Broadway was nominated for the award by Cook and Nina Weiler, leads of the caregiving campaign, for her volunteer work and for conducting “Prepare to Care” presentations, AARP’s family caregiving planning guide.

AARP California presented Broadway with a Caregiving Champions certificate that reads, “In grateful appreciation for your selfless acts of compassion, dedication, and devotion in helping California’s caregivers receive information, training and resources to be better prepared to plan for their caregiving journey.” Leigh has been an AARP member for four years and a volunteer since 2016.

“My favorite thing about being a volunteer with AARP is to be able to share information with folks who are now caregiving and really don’t know where to go for information,” said Broadway. “When I can provide knowledge and information and resources to help folks navigate through their caregiving with their loved ones that gives me a lot of joy.”

Broadway did not have any caregiving information nor did she know where to go for resources when she started caring for her father, for whom she was a caregiver for 14 years.

“I had to learn on my feet,” Broadway remembered. She said she did everything from taking her father to appointments to managing his medications to dealing with his insurance.

After her father fell and had to undergo surgery, Broadway had to leave work often.
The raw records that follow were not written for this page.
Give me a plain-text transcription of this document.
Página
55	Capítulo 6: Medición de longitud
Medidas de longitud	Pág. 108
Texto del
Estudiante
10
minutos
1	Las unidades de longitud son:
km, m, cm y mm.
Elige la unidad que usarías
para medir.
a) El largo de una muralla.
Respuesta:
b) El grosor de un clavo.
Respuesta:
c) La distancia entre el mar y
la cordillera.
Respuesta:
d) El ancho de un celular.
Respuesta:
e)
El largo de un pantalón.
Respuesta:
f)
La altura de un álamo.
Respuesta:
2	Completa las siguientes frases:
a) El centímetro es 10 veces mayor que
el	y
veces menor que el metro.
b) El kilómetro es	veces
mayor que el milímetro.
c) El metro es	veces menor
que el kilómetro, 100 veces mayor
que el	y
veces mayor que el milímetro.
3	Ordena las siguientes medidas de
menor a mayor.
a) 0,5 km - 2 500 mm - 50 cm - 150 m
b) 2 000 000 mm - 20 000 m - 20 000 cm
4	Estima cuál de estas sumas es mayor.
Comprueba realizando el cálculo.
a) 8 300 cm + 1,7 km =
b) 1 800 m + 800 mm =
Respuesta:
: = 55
At the time, she did not know about any protections for caregivers against losing their jobs to care for loved ones and thought her only option was to use her vacation and sick days when she needed to take time off to care for him.

“That caused a lot of issues with being able to care for myself and work,” she said.

Broadway believes it is important to share with others what she has learned from her own experience as a caregiver, especially now that she is 60 and is beginning to think about the possibility of needing a caregiver one day. She educates people on some of the key aspects of caregiving, including long-term care cost, housing cost, and rising prescription cost.

“It’s close to home,” she said. “I think it’s important that I not only give back what I’ve learned, but it also helps me prepare for my retirement and longevity.”

Broadway plans to continue volunteering as a district liaison and delivering Prepare to Care presentations for several years to come.